El IMSS librará de comida chatarra sus mil 376 guarderías

Desde hoy el instituto quita del menú de los niños embutidos, pastelillos, refrescos, galletas y cualquier producto procesado o con azúcares añadidos.
La incorporación de refrigerios sanos ayudará a reducir el riesgo de enfermedades como diabetes.
La incorporación de refrigerios sanos ayudará a reducir el riesgo de enfermedades como diabetes. (Especial)

México

El Instituto Mexicano del Seguro Social (IMSS) librará de comida chatarra a partir hoy sus mil 376 guarderías, al ya no permitir que se ofrezcan productos como galletas, embutidos, pastelillos, bebidas con saborizantes, para mejorar la alimentación de 200 mil niños de cero a cuatro años y, con ello, reducir obesidad y sobrepeso.

Juan Lozano Tovar, director de Prestaciones Económicas y Sociales del IMSS, aseguró que "el nuevo menú es muy revolucionario, está eliminando por completo los azúcares añadidos y procesados y además está añadiendo alimentos esenciales para su crecimiento y desarrollo neurológico como ácidos grasos y granos integrales, además de promover la ingesta de agua y la actividad física".

Voceros de la salud

La estrategia, aseguró, forma parte del programa integral contra el sobrepeso y la obesidad, por lo que la alimentación otorgada también tendrá un impacto educativo. "Los menores se convertirán en voceros de lo que debe ser una alimentación saludable en su familia".

"Llegarán a casa y su paladar estará educado a ingerir alimentos saludables y, muy probablemente, le recuerden a sus mamás en su hogar que es importante incluir alimentos sanos por encima de aquellos que provocan incremento de peso y a la larga enfermedades como diabetes, cardiovasculares, algún tipo de cáncer", explicó en breve entrevista.

La determinación se basó en investigaciones científicas que establecen que el sobrepeso y la obesidad en menores de cuatro años prevalecerán en etapas subsecuentes de su vida.
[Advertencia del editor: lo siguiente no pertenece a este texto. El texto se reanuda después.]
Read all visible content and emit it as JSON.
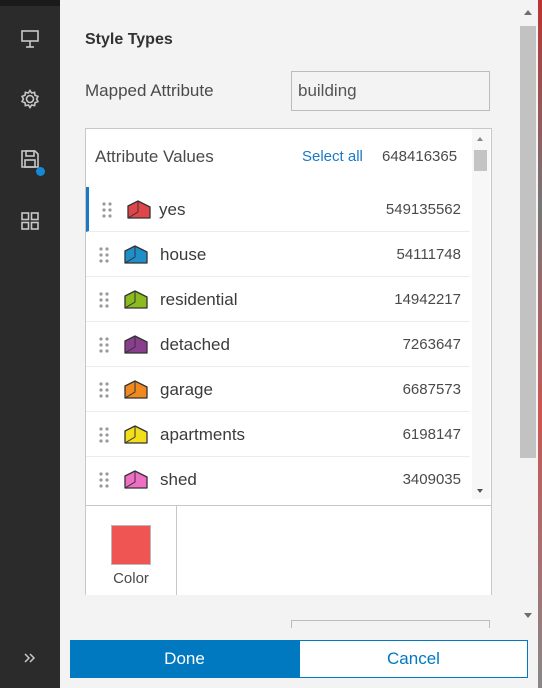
{
  "rail": {
    "items": [
      {
        "name": "presentation-icon"
      },
      {
        "name": "gear-icon"
      },
      {
        "name": "save-icon",
        "badge_color": "#1589d6"
      },
      {
        "name": "grid-icon"
      }
    ],
    "expand_icon": "double-chevron-right-icon"
  },
  "panel": {
    "section_title": "Style Types",
    "mapped_attribute_label": "Mapped Attribute",
    "mapped_attribute_value": "building"
  },
  "attributes": {
    "header_title": "Attribute Values",
    "select_all_label": "Select all",
    "total_count": "648416365",
    "rows": [
      {
        "label": "yes",
        "count": "549135562",
        "color": "#e0454a"
      },
      {
        "label": "house",
        "count": "54111748",
        "color": "#1f8fc9"
      },
      {
        "label": "residential",
        "count": "14942217",
        "color": "#8cbb1f"
      },
      {
        "label": "detached",
        "count": "7263647",
        "color": "#8a3e8e"
      },
      {
        "label": "garage",
        "count": "6687573",
        "color": "#f0891f"
      },
      {
        "label": "apartments",
        "count": "6198147",
        "color": "#f2de1a"
      },
      {
        "label": "shed",
        "count": "3409035",
        "color": "#ee6fc4"
      }
    ]
  },
  "style": {
    "color_label": "Color",
    "color_value": "#ef5553"
  },
  "footer": {
    "done_label": "Done",
    "cancel_label": "Cancel"
  }
}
En México la obesidad y el sobrepeso se debe a una inadecuada alimentación en 80 por ciento de los casos.

Por ello, abundó el funcionario, la eliminación de azúcares añadidos, así como la incorporación de comida sana contribuirán a reducir los riesgos de desarrollar enfermedades relacionadas con el síndrome metabólico, como la diabetes.
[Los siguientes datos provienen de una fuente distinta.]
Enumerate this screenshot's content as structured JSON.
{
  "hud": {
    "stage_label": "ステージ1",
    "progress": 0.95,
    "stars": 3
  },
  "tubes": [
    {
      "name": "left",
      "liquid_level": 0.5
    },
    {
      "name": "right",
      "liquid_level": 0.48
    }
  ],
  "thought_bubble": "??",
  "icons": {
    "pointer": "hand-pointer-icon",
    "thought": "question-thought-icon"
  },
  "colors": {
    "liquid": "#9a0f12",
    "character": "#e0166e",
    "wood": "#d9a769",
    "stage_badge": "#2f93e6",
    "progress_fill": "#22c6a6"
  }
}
"Por eso esta medida en el IMSS se convierte en una política pública ejemplar con un impacto en el desarrollo y productividad del país", dijo tras recordar datos de la Encuesta Nacional de Salud y Nutrición de 2012.
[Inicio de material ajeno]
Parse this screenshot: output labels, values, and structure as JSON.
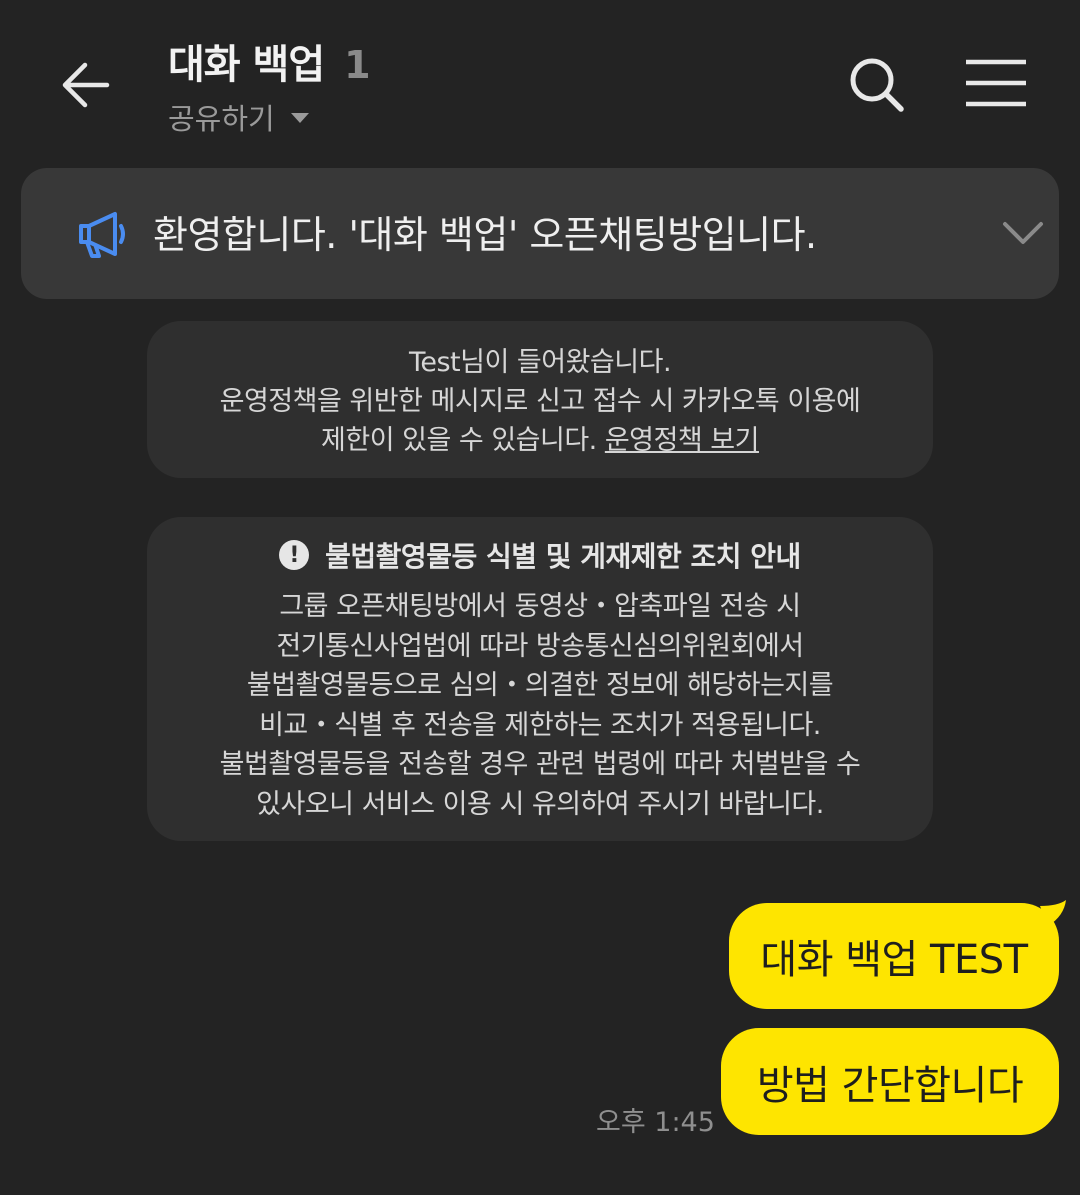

Ese documento destaca que en México 69.4 por ciento de los hombres mayores de 20 años tiene sobrepeso u obesidad; en las mujeres la proporción es de 73.5 por ciento. La prevalencia en niños de cinco a 11 años es de 34.4 por ciento, y en menores de cinco años es de 17.5 por ciento.

"Las cifras de obesidad y sobrepeso en los niños menores de cinco años registraron un aumento de casi dos puntos porcentuales entre 1998 y 2012", destacó.

Cambio de hábitos

Para Lozano Tovar una consecuencia natural de adoptar este nuevo menú será que los futuros jóvenes y adultos tendrán mayor capacidad y predisposición para tomar decisiones de hábitos y alimentación saludable.

El funcionario recordó que el titular del IMSS, Mikel Arriola, continuó en las guarderías lo que inició en la Cofepris para combatir el problema del exceso de peso que inicia en la infancia y que en 2015 causó alrededor de 90 mil muertes solo por diabetes.

El proyecto del IMSS consiste en evitar que México tenga impactos negativos en su economía por destinar más de 85 mil millones de pesos anuales a la atención de enfermedades crónicas y degenerativas, lo que es más de 45% del presupuesto destinado a salud.

De seguir con los mismos indicadores, las proyecciones de gasto para atender la obesidad y sus complicaciones en 2017 superarán los 100 mil millones de pesos anuales.

El IMSS se comprometió hace casi un mes con la Organización Mundial de la Salud a atacar el problema de la obesidad y sobrepeso a efecto de lograr un país de niños sanos y, a la vez, sanear las finanzas y disminuir discapacidades, muertes prematuras y baja productividad.

Cuando Arriola presidía la Cofepris se modificó la ley para que 32.5 millones de niños dejaran de ver más de 10 mil anuncios de comida chatarra, lo que significa más de 55 horas diarias de publicidad sobre refrescos, golosinas y botanas que se transmitían durante la programación infantil.

Además, todos los alimentos procesados y carentes de nutrientes como la confitería y frituras ahora deben contar con etiquetados que, de acuerdo con algunas organizaciones sociales, no dejan claro a las familias que esos productos son altamente calóricos.